Saat itu, semua materi memadat seperti bola yang sangat kecil dengan kepadatan tak terbatas dan panas yang hebat, biasa disebut singularitas. Seiring berjalannya waktu, singularitas berkembang hingga menjadi alam semesta seperti yang kita kenal saat ini.

Dilansir dari National Geographic, teori ini lahir dari pengamatan bahwa galaksi lain bergerak menjauh dari Bimasakti dengan kecepatan tinggi ke segala arah. Galaksi tersebut seolah-olah didorong oleh kekuatan ledakan dari masa lalu.

Baca juga: Teori Dentuman Besar

Sejarah teori Big Bang

Dikutip dari situs Phys.org, berikut sejarah teori Big Bang:

Indikasi paling awal dari kemunculan Big Bang adalah pengamatan luar angkasa yang dilakukan di awal abad ke-20. Tepatnya pada 1912, seorang astronom asal Amerika, Vesto Slipher, mengamati galaksi spiral yang diyakini sebagai nebula.

Ia kemudian mengukur pergeseran merah Doppler. Hasilnya, dari hampir semua kasus, galaksi spiral yang diamati tersebut bergerak menjauh dari Bimasakti.

Kemudian pada 1922, seorang kosmolog Rusia, Alexander Friedmann, mengembangkan sebuah gagasan yang dikenal sebagai persamaan Friedmann, yang diturunkan dari persamaan Einstein untuk relativitas umum.
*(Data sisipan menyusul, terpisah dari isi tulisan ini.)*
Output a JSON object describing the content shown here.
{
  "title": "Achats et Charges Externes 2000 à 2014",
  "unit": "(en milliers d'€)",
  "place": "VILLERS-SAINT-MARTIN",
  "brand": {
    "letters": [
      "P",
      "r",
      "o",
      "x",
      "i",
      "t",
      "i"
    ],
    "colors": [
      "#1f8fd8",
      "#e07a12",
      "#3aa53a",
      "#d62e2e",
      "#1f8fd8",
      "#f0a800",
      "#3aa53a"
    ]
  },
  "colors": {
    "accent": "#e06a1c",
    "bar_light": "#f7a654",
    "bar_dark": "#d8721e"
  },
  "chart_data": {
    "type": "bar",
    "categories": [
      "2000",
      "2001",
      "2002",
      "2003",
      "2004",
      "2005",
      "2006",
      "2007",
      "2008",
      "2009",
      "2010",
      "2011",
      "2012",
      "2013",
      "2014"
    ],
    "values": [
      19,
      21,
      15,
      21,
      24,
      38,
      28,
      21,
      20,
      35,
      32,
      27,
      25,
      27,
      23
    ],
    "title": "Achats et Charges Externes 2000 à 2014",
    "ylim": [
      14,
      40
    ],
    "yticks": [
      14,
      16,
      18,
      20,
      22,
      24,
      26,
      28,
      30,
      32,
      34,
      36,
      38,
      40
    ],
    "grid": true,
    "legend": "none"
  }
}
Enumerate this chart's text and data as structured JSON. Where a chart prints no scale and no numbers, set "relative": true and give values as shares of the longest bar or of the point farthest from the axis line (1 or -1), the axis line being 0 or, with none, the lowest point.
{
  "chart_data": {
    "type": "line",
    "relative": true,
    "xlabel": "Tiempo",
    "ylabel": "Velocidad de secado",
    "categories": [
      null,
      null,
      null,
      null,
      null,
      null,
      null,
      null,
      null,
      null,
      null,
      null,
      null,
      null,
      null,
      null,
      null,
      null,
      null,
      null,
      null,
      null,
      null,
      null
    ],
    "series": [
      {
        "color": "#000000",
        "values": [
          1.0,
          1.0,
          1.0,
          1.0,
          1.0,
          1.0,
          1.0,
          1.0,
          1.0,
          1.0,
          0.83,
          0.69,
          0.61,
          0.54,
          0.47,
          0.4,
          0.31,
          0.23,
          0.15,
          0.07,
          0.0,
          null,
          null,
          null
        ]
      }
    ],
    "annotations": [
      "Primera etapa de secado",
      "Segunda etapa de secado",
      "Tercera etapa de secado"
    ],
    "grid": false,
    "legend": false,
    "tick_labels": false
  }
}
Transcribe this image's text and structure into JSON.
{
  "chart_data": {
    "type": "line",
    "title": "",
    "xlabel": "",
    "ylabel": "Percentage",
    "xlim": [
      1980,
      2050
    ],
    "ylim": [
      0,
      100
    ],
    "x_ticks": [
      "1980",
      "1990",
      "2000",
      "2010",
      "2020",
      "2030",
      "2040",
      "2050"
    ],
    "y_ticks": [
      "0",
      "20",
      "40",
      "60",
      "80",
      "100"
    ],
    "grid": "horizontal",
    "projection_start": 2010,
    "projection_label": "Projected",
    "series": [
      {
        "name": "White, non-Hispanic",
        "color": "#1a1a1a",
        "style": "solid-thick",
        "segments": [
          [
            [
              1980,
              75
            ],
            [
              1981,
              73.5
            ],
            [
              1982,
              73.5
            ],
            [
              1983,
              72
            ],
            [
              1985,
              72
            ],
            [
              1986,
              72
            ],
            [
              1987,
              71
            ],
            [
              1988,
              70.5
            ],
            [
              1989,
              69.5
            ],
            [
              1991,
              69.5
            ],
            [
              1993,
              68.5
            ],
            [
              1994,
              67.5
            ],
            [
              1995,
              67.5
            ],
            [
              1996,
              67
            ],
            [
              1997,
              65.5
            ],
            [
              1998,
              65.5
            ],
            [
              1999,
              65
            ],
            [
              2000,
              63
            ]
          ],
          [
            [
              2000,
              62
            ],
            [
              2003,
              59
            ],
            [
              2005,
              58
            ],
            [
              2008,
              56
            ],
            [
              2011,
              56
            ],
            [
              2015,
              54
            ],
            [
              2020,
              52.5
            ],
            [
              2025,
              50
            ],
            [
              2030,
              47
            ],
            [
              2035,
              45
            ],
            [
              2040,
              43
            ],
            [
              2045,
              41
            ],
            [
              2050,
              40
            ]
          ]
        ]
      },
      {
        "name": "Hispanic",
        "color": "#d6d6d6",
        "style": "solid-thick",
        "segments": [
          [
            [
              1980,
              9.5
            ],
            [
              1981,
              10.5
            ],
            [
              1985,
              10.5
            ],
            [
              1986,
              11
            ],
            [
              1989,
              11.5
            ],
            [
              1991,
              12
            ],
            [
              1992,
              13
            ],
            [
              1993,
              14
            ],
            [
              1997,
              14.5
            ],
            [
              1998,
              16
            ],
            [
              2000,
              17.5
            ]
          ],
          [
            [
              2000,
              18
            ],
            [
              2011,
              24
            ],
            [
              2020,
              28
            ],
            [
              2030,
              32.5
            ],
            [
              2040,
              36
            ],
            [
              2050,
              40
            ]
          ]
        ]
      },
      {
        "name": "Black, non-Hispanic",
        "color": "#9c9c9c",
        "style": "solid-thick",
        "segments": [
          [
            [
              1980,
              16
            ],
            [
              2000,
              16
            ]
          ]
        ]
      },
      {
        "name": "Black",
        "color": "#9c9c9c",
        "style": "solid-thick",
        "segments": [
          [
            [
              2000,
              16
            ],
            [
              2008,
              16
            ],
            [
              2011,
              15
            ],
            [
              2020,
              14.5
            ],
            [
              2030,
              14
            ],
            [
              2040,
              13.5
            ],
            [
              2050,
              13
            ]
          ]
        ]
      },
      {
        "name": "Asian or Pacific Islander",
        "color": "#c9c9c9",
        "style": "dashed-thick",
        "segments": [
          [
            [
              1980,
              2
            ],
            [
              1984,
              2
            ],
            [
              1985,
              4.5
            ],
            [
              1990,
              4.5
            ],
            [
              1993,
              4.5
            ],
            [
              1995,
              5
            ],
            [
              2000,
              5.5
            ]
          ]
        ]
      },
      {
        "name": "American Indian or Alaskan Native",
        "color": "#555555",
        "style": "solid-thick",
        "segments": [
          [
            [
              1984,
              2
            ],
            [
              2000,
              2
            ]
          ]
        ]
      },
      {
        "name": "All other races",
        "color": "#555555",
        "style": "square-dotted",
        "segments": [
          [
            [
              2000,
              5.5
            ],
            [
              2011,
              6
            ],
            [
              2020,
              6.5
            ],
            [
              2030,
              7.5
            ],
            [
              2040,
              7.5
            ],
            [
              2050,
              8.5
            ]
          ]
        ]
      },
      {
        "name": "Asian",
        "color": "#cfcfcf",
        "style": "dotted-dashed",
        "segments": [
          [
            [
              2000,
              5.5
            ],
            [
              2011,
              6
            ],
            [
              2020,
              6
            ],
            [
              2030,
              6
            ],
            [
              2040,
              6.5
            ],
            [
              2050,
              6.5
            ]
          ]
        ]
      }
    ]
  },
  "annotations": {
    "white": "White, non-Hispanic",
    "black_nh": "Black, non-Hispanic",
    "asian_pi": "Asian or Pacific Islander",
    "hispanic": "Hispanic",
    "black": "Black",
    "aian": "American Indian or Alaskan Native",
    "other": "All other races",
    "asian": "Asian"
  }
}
Bertentangan dengan persamaan Einstein yang saat itu menganjurkan Konstanta Kosmologis, persamaan Friedmann justru menunjukkan bahwa alam semesta kemungkinan besar dalam keadaan mengembang.

Pada 1924, Edwin Hubble mengukur jarak yang sangat jauh ke nebula spiral terdekat. Ia juga mengembangkan serangkaian indikator jarak menggunakan teleskop Hooker 100 inci (2,5 meter) di Observatorium Mount Wilson.

Baca juga: Bisakah Lubang Hitam Menghilang dari Alam Semesta?

 

Akhirnya pada 1929, Hubble menemukan korelasi antara jarak dan kecepatan resesi yang sekarang dikenal sebagai hukum Hubble.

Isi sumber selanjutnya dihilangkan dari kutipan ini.